Son père Rabbi Eliahou Baroukh mourut pendant la première guerre mondiale, à Minsk. Tous les grands de la génération et des centaines de rabbanim qui s’étaient réfugiés à Mir participèrent à l’enterrement, parmi lesquels Rabbi ‘Haïm Soloveitchik, Rabbi Raphaël Schapira de Volojine, le Rav Schapira de Kovna et d’autres. Le gaon Rabbi Eliezer Rabinowitz, « le gadol de Minsk », annonça dans son oraison funèbre la nomination de Rabbi Avraham Tsevi, le Rav de Keidan, comme Av Beith Din et Roch Yéchivah de Mir. Il dit : « Devant nous se tient vivant Rabbi Eliahou Baroukh, plus jeune de trente ans que le Rabbi Eliahou Baroukh qui nous a quittés. » Rabbi Avraham Tsevi contesta ensuite les paroles du gadol de Minsk en disant qu’il n’y avait absolument aucune comparaison entre son père et lui.

Une nouvelle époque de sa vie commença à Mir. Il se fit aimer de la communauté et de tous ceux qui entraient en contact avec lui. La maison du Rav était ouverte à tous, et quiconque venait demander de l’aide était reçu aimablement. Bien qu’il ait été plongé dans les quatre coudées de la halakhah, il ne négligeait pas les affaires de la communauté, et il était comme un père dévoué envers les habitants de la ville et les élèves de la yéchivah. Un jour, quelqu’un de la ville attrapa la tuberculose. Les médecins lui ordonnèrent de quitter son petit appartement pour habiter un endroit plus grand. Le Rav le fit entrer chez lui, s’occupa de lui comme d’un fils, et il resta là jusqu’à son dernier jour.
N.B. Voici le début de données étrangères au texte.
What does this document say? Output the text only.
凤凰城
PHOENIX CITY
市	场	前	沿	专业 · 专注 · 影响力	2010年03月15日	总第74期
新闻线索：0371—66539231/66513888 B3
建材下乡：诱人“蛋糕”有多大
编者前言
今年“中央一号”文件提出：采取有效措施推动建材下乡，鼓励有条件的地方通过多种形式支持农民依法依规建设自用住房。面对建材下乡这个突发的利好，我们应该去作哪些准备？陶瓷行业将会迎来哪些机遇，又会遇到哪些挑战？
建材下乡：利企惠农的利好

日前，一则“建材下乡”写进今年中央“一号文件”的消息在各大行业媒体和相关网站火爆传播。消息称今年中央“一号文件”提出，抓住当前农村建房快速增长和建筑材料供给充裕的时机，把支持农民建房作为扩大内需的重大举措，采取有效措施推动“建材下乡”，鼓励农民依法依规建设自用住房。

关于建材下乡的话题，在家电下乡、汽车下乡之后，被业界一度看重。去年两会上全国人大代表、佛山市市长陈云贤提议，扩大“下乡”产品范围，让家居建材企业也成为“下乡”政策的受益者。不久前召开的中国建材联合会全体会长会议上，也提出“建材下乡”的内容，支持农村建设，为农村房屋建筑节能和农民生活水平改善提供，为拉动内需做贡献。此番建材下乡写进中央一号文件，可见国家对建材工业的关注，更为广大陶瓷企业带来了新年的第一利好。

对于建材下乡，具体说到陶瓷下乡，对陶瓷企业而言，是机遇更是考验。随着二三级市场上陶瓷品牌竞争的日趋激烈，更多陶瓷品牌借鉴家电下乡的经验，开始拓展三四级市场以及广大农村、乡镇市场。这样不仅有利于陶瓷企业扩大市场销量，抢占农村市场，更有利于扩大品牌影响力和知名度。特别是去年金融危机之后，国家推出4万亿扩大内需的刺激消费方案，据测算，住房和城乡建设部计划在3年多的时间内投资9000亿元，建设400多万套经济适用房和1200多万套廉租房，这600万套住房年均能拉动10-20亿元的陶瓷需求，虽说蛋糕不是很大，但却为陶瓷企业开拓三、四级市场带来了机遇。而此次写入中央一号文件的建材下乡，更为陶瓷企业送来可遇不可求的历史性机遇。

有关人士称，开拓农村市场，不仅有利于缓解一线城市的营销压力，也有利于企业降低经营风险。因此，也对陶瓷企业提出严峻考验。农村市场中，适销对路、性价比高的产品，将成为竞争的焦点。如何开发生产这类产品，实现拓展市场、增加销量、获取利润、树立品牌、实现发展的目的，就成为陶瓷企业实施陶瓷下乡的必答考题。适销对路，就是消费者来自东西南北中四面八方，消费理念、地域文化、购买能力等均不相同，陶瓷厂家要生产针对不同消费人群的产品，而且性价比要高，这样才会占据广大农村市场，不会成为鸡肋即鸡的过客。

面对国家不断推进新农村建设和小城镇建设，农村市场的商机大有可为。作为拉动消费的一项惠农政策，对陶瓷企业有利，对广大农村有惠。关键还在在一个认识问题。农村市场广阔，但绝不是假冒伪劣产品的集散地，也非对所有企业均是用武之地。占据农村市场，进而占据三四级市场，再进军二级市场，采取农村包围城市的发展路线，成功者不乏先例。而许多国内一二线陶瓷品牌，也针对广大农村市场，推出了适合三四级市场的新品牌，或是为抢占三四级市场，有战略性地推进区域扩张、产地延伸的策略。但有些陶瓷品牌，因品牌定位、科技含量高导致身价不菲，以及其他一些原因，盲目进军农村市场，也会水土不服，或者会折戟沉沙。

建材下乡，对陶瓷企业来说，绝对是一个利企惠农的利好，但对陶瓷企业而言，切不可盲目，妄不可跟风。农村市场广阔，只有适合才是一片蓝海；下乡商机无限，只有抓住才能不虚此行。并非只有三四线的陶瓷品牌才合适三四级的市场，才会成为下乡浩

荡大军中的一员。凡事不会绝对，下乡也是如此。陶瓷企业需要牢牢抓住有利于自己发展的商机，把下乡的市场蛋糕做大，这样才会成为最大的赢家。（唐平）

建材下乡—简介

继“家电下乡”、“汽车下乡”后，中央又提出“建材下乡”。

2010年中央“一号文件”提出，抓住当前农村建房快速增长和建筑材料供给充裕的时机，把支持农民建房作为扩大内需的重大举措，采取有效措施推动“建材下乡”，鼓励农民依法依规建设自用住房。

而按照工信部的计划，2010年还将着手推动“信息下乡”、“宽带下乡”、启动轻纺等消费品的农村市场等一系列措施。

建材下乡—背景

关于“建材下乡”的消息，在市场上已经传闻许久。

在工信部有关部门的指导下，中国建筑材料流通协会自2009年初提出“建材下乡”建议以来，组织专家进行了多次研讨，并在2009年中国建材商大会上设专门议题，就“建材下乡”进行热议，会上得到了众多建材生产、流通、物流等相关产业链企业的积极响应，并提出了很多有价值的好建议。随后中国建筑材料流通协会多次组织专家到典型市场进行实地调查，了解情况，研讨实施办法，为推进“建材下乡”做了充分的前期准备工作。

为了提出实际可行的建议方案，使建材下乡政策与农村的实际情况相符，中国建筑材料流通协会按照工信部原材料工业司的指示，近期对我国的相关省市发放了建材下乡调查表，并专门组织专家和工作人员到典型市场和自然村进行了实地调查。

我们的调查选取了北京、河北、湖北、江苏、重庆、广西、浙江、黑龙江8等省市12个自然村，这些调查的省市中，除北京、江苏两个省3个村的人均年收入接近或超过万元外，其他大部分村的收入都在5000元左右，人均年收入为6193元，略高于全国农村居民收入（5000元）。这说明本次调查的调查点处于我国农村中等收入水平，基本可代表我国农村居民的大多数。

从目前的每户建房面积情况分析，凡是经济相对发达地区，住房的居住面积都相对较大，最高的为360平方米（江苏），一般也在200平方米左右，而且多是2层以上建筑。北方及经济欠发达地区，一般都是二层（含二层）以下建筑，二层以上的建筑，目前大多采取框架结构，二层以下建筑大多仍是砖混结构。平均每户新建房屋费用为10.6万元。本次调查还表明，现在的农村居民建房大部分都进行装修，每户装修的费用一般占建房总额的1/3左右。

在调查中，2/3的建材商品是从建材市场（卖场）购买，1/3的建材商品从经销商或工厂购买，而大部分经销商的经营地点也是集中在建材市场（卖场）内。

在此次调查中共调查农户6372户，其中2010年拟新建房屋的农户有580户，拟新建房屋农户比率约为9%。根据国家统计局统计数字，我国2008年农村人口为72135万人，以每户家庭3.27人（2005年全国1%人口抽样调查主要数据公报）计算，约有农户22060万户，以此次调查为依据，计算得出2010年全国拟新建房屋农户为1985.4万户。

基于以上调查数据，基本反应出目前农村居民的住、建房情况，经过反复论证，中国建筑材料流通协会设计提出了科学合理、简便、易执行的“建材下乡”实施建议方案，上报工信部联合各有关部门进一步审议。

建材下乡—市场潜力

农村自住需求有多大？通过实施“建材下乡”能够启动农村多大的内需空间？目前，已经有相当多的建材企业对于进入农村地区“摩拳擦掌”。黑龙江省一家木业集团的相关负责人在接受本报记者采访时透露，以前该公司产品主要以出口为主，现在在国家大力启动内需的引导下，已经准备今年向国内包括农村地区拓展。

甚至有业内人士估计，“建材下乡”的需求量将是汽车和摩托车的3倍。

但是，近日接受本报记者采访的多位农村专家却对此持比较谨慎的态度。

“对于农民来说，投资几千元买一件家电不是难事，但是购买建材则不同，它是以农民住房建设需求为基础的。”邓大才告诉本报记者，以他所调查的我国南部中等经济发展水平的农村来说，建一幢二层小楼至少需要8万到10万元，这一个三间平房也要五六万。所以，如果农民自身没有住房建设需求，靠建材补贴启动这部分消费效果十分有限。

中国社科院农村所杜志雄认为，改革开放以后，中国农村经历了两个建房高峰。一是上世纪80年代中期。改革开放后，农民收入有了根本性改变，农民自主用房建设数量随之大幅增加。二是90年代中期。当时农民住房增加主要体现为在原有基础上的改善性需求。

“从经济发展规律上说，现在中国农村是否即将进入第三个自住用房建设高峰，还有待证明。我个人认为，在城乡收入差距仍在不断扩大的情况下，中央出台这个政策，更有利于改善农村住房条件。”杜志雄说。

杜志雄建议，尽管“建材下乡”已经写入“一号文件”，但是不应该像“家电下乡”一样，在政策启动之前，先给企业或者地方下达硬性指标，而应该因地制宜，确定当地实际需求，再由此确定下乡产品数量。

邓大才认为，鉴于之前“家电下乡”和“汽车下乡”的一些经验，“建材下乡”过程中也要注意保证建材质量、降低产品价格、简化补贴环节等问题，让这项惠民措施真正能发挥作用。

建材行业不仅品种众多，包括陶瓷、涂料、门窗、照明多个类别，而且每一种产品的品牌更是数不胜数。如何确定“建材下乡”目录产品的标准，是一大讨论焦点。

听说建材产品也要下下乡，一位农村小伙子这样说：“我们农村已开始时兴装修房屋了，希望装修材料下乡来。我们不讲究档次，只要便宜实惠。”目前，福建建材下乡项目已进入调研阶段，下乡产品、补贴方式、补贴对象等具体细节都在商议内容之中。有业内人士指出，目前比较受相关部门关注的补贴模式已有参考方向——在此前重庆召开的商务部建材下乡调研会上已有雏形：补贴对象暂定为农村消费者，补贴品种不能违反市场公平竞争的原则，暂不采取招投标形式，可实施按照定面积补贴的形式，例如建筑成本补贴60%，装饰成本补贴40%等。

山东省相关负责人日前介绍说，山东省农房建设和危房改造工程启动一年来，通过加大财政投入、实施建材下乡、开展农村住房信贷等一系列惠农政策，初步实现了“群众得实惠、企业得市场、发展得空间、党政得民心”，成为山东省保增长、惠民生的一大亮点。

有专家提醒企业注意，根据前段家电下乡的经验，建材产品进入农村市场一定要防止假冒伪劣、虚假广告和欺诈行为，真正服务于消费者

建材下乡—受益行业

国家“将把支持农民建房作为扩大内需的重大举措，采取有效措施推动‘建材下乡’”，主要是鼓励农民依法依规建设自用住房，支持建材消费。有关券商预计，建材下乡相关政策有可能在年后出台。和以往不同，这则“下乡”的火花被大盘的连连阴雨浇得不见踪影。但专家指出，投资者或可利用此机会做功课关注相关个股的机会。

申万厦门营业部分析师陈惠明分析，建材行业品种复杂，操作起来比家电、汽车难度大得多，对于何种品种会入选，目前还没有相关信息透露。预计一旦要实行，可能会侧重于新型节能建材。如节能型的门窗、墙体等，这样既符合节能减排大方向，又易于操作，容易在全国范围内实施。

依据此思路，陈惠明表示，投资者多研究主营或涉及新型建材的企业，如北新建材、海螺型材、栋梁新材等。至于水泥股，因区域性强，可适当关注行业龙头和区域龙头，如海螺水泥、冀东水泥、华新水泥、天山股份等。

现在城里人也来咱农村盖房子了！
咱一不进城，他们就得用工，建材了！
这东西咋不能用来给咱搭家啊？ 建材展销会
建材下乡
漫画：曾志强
Un jour, les médecins interdirent à sa sœur de jeûner à Yom Kippour. Avant le jeûne, il rentra chez elle pour lui rendre visite et vit que cela lui faisait beaucoup de peine de ne pas pouvoir jeûner pendant le jour saint. Alors il lui dit : « Je suis prêt à changer avec toi et à te donner la mitsva de mon jeûne à Yom Kippour en échange de ta mitsva de manger, en y rajoutant de mon côté encore quelques mitsvot. »

Tout en étant un Rav et un Roch Yéchivah célèbre, qui comptait parmi ses élèves des centaines de rabbanim et de talmidei ‘hakhamim, il se conduisait avec chacun de ses élèves et des habitants de la ville en ami et en frère. Il ne mit jamais personne en colère et ne fit jamais sortir de sa bouche des paroles dures. La sagesse illuminait son visage, et par son langage doux et agréable, il rapprochait les cœurs de la Torah et de la crainte du Ciel. Il était versé dans les affaires de ce monde et conscient de tout ce qui se passait, tout en restant innocent, droit et au cœur pur.

Un jour, il rentra dans une librairie et voulut acheter un livre de kinot pour Ticha BeAv. Le libraire lui demanda quarante peroutot. Le Rav marchanda et lui proposa vingt peroutot. Le libraire, étonné, dit au Rav : « Pardonnez-moi ! Vous avez déjà acheté chez moi des livres en payant sans jamais discuter sur le prix. Qu’est-ce qui se passe aujourd’hui ? » Le Rav lui répondit : « J’ai acheté les autres livres pour toute ma vie, mais le livre des kinot je ne l’achète que pour cette année, car l’année prochaine le Machia’h viendra, et je n’aurai plus besoin de kinot. Pour une seule année, vingt peroutot suffisent. »

Quand éclata la Deuxième guerre mondiale, la yéchivah passa à Vilna, mais le Rav dit qu’il resterait avec sa communauté et souffrirait avec elle.

Le 19 ‘Hechvan 5702 (1941), 2300 juifs de Mir furent assassinés, hommes, femmes et enfants, avec à leur tête leur Rav, le gaon et tsadik Rabbi Avraham Tsevi Kamaï.

Le Rav Zalman Miranker, originaire de Mir,  a raconté qu’il était là à ce moment-là : « Quand on a rassemblé tous les habitants pour les mener vers les tranchées creusées en dehors de la ville, le Rav a dit à tous les juifs : « Acceptez tout cela avec amour, comme le Tanna Rabbi Akiba qui à sa dernière heure a accompli « de toute ton âme », même s’Il te prend ton âme ! » » Il avait quatre-vingt deux ans quand il trouva la mort en martyr. Que Dieu venge son sang.